Sacó un sobrecito de la caja, lo ondeó ante mi rostro atónito, y me tomó por el brazo, hasta inclinarme para besarme. Recorrió mis labios con los suyos durante un minuto, hasta hallar el ángulo exacto para penetrar mi boca con su lengua, e hizo pasar la mía a su boca. La súbita sensación de placer me obligó a cerrar los ojos y dejarme llevar. Cualquier duda acerca de que ella tuviese otro enamorado salió por la ventana en ese momento. Se desabotonó la blusa y me invitó a chuparle las tetas, de copa mediana, perfectas para su figura. No llevaba sostén, así que supuse que se quitó la ropa interior mientras esperaba a que yo regresara. Ahora, tomé yo la iniciativa, amasándoselas con mis manos mientras las lamí y succioné con lujuria. Ahora le tocó a ella cerrar los ojos y sobrecogerse de placer, hasta que se dio cuenta de que no era suficiente para llegar al orgasmo.

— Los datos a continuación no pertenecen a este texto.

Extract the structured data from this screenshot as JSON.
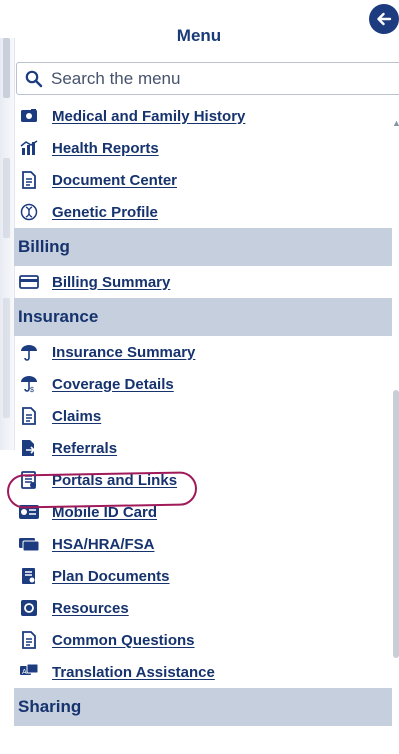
{
  "menu": {
    "title": "Menu",
    "search_placeholder": "Search the menu"
  },
  "items": [
    {
      "label": "Medical and Family History",
      "icon": "folder-icon",
      "type": "link"
    },
    {
      "label": "Health Reports",
      "icon": "bar-chart-icon",
      "type": "link"
    },
    {
      "label": "Document Center",
      "icon": "document-icon",
      "type": "link"
    },
    {
      "label": "Genetic Profile",
      "icon": "dna-icon",
      "type": "link"
    }
  ],
  "sections": {
    "billing": "Billing",
    "insurance": "Insurance",
    "sharing": "Sharing"
  },
  "billing_items": [
    {
      "label": "Billing Summary",
      "icon": "credit-card-icon"
    }
  ],
  "insurance_items": [
    {
      "label": "Insurance Summary",
      "icon": "umbrella-icon"
    },
    {
      "label": "Coverage Details",
      "icon": "umbrella-person-icon"
    },
    {
      "label": "Claims",
      "icon": "document-icon"
    },
    {
      "label": "Referrals",
      "icon": "document-arrow-icon"
    },
    {
      "label": "Portals and Links",
      "icon": "document-list-icon"
    },
    {
      "label": "Mobile ID Card",
      "icon": "id-card-icon"
    },
    {
      "label": "HSA/HRA/FSA",
      "icon": "cards-icon"
    },
    {
      "label": "Plan Documents",
      "icon": "plan-document-icon"
    },
    {
      "label": "Resources",
      "icon": "resources-icon"
    },
    {
      "label": "Common Questions",
      "icon": "question-document-icon"
    },
    {
      "label": "Translation Assistance",
      "icon": "translation-icon"
    }
  ],
  "colors": {
    "accent": "#16336e",
    "section_bg": "#c5cfdd",
    "annotation": "#a01a5a"
  }
}
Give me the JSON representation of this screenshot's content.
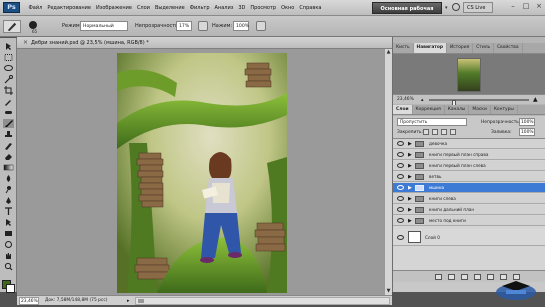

Entonces, me hizo acostarme en el piso, y me desabrochó la camisa y los pantalones, y también, me bajó los calzoncillos para ponerme el condón. El contacto de sus manos con mi pene tan sensible me preocupó, temiendo eyacular de inmediato. Tan pronto ella terminó, se movió hasta quedar sentada directamente sobre mis caderas, y poco a poco, se fue metiendo ella misma mi miembro en su vagina hambrienta. Otro escalofrío recorrió ambos cuerpos mientras ella subía y bajaba, buscando el placer mutuo. Al principio, ella se movía lentamente, hasta que sus músculos vaginales se empezaron a contraer involuntariamente, al aproximarse a su clímax. Entonces, aceleró sus movimientos, hasta que comenzó a convulsar. Yo no pude aguantar más y eyaculé tanto que creí que la dispararía a través del techo con todo y condón. Tras una última sacudida, ella se derrumbó sobre mi pecho, exhausta. Trató de abrazarme una vez más, pero no le alcanzaban las fuerzas. La dejé reposar sobre mí por cinco o diez minutos, pero finalmente, le tuve que decir:

- Despierta, ya es tarde...

Ella murmuró:

- ¡Un-jú...!

Mientras yo la volteé para desencajarla de mi pene, ya flácido. Me fui quitando el condón con cautela, porque se enredó en mi vello púbico, y con él en una mano y mis pantalones en la otra, caminé a tientas por el pasillo oscuro entre la oficina y el baño, para asearme. Cuando por fin me saqué la sensación pegajosa y me arreglé la ropa, ella entró al mismo baño, y se apoyó sobre mi espalda cariñosamente. Me dijo:

- Pasa la noche conmigo...

Sin pensarlo dos veces, giré para tenerla de frente y asentí con una sonrisa. Ella me abrazó alegremente, pero ya sin la pasión con la que lo hizo anteriormente. Luego la dejé lavarse para poderla contemplar mejor, y ya refrescados, terminamos de recoger sus cosas y nos dirigimos a su apartamento. Una vez allí, tomamos un verdadero baño y un último bocadillo, pero al acostarnos desnudos, no nos quedaba ánimo para otra penetración, así que nos conformamos con darnos caricias y besos, y nos quedamos en la posición de las cucharas, pero con ella detrás de mí. Antes de quedarnos dormidos, murmuró algo acerca de cuán buen amigo soy para ella...

Es obvio que nos queda un largo camino que recorrer.